Singer became fascinated with the idea of the Soul early on in life, when he found himself daydreaming and having an experience where he realized he was looking at his mind from outside it – sort of a “what would I be like if my experiences in life were separate from me?” thing. As I said, it was a tiny thing, but it captured his attention in a way that would guide the rest of his life. From that point, and a number of experiences that pointed out to him very clearly that the best things would come his way if he simply let them (again, read the book for more details on this), he made this pledge to himself and lived by it: Whenever opportunities came into his life that could change it significantly, he would surrender to them and throw himself into pursuing them to their fullest.
This led to a successful construction company, his own yoga and spiritual retreat center, a stint as an instructor at a Florida college, and finally getting involved in his own software company that eventually spawned the online medical juggernaut known as WebMD.
Yeah, that Michael Singer.
We’re not going to delve into anything quite so esoteric today, but the important thing is that we keep this in mind as we start a little journey of our own. I think we all know tons of people who do things that aren’t good for them, whether in regard to nutrition, exercise, and more.
I insisted for years that I didn’t need to get much regular sleep, for example. I never seemed to need much as a kid – in fact, I was regularly lying in bed for an hour or more each night trying to fall asleep, and it hardly seemed to affect me. But as I got older, I found myself tired a lot – nodding off in class in high school/college, getting more and more frequent headaches, until I decided to explore the reasons and found through self-experimentation that getting to bed at 10:00 PM was the best thing for me – headaches started to cease (and I tend to get them again when my sleep is interrupted too often). I read that somewhere, it clicked for me, and I tried it.
Granted, as something of a geek, staying up late was almost expected. Games and internet chats, going out and partying with friends, and more were part of my life. But once I surrendered to the idea that I needed that kind of sleep, all was well and I had my headaches and many other issues under control.
There are all sorts of ways that this can happen. As I talked about on Periscope a week and a half ago (click on that movie below or here to get all my recorded Periscopes), one thing that many people struggle with in their health journeys is a tendency to decide that they “believe” something is good for them, when all indicators would tend to point at quite the opposite. Many people jump onto a diet plan because they believe it’s going to help them – perhaps because of the people who recommend it to them, or the people they’re trying to emulate in their health journey, or what have you.
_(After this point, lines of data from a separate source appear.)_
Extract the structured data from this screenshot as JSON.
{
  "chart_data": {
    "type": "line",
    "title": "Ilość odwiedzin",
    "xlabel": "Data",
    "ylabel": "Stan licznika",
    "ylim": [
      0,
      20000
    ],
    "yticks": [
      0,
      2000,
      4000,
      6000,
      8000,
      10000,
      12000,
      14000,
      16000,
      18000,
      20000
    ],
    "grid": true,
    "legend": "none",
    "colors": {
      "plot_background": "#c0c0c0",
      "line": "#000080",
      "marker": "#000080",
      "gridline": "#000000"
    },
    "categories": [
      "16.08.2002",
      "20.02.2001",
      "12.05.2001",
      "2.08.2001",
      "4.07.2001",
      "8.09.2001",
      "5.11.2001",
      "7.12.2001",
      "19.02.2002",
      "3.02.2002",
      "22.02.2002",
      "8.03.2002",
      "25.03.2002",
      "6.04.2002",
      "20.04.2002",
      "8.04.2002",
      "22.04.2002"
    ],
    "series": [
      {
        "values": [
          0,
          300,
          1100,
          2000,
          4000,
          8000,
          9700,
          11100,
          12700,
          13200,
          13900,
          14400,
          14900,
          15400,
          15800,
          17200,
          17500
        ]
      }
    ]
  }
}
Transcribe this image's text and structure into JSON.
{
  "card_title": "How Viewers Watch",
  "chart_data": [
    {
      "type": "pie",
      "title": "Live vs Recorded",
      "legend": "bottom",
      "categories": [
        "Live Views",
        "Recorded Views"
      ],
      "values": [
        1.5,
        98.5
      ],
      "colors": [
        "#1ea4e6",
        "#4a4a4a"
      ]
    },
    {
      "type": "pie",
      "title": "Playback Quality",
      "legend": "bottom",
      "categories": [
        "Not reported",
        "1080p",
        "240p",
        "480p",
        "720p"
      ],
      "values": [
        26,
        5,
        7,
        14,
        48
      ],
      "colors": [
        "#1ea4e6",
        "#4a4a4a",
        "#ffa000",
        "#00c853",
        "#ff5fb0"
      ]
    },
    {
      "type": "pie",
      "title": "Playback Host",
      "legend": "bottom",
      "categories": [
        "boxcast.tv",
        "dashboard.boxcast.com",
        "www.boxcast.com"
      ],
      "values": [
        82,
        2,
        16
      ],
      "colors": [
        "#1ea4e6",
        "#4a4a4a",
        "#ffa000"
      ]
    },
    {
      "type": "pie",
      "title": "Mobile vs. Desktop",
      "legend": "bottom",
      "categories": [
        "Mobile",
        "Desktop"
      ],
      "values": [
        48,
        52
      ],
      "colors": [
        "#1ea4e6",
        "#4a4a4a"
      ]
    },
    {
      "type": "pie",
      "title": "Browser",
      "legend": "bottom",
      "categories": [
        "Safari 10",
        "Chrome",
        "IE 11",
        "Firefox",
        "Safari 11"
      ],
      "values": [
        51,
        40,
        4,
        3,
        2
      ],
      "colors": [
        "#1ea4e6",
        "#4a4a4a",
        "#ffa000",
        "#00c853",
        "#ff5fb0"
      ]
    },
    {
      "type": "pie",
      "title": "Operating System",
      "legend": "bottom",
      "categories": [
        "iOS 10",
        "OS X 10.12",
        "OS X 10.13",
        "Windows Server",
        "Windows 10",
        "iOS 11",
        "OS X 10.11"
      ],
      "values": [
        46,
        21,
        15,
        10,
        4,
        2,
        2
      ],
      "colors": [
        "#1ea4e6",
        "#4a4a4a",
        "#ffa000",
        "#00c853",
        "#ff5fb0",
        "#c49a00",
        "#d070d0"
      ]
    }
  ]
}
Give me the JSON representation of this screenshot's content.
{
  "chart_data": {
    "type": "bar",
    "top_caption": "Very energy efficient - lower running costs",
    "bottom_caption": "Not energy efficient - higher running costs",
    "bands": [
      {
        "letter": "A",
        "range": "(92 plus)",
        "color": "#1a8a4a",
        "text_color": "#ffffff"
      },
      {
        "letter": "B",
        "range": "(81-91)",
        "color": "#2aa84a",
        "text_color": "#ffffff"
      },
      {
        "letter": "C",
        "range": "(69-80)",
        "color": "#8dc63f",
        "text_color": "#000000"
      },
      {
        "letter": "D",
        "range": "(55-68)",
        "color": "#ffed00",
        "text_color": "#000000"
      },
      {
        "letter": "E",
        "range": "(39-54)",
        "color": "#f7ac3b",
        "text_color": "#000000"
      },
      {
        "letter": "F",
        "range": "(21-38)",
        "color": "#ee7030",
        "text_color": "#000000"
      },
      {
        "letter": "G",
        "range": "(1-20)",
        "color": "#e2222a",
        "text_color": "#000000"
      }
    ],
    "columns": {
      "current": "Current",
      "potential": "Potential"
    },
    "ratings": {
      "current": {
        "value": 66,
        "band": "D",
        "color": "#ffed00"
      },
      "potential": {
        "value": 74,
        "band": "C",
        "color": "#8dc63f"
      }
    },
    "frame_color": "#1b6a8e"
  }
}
But there’s no secret to the fact that some people do better on a diet than others. Ben Greenfield talked about this in a recent Obstacle Dominator Podcast where he discussed the genetic markers that indicated just how well a vegetarian diet works for people, based on the ways that their body can synthesize certain nutrients out of the raw materials of that diet. Some people can handle it, some can’t. Other people may go after a Paleo Diet because of what they believe – perhaps people at their Crossfit box recommended it to them and they want it to work to keep up with the close communities that are spawned there. But… it may not be working for them. People are different all over the place and in many ways.
Or they may think that running, or Crossfit, is a great workout routine for them, when all it does is get them injured and something like yoga or swimming or whatever is a better choice for them. Again, based on what they’ve started and want to be seen finishing, or at least being a fan of, because of their circle.
The surrender comes into play when people stop worrying about what they WANT in such places and go after what they NEED 100%. Setting aside thoughts of “well, I’ll try it, but it’s not going to work” is tough, no doubt. Belief is a tough thing. But setting aside beliefs that don’t serve you and embracing ideas that do is what success is all about to a great extent.
So again – read The Surrender Experiment. You’ll get a lot out of it, even if you don’t buy in 100%, I think. And if it affects you the same way it affected me, you may be in a place where some more introspection (and more importantly acting on that introspection) can benefit you.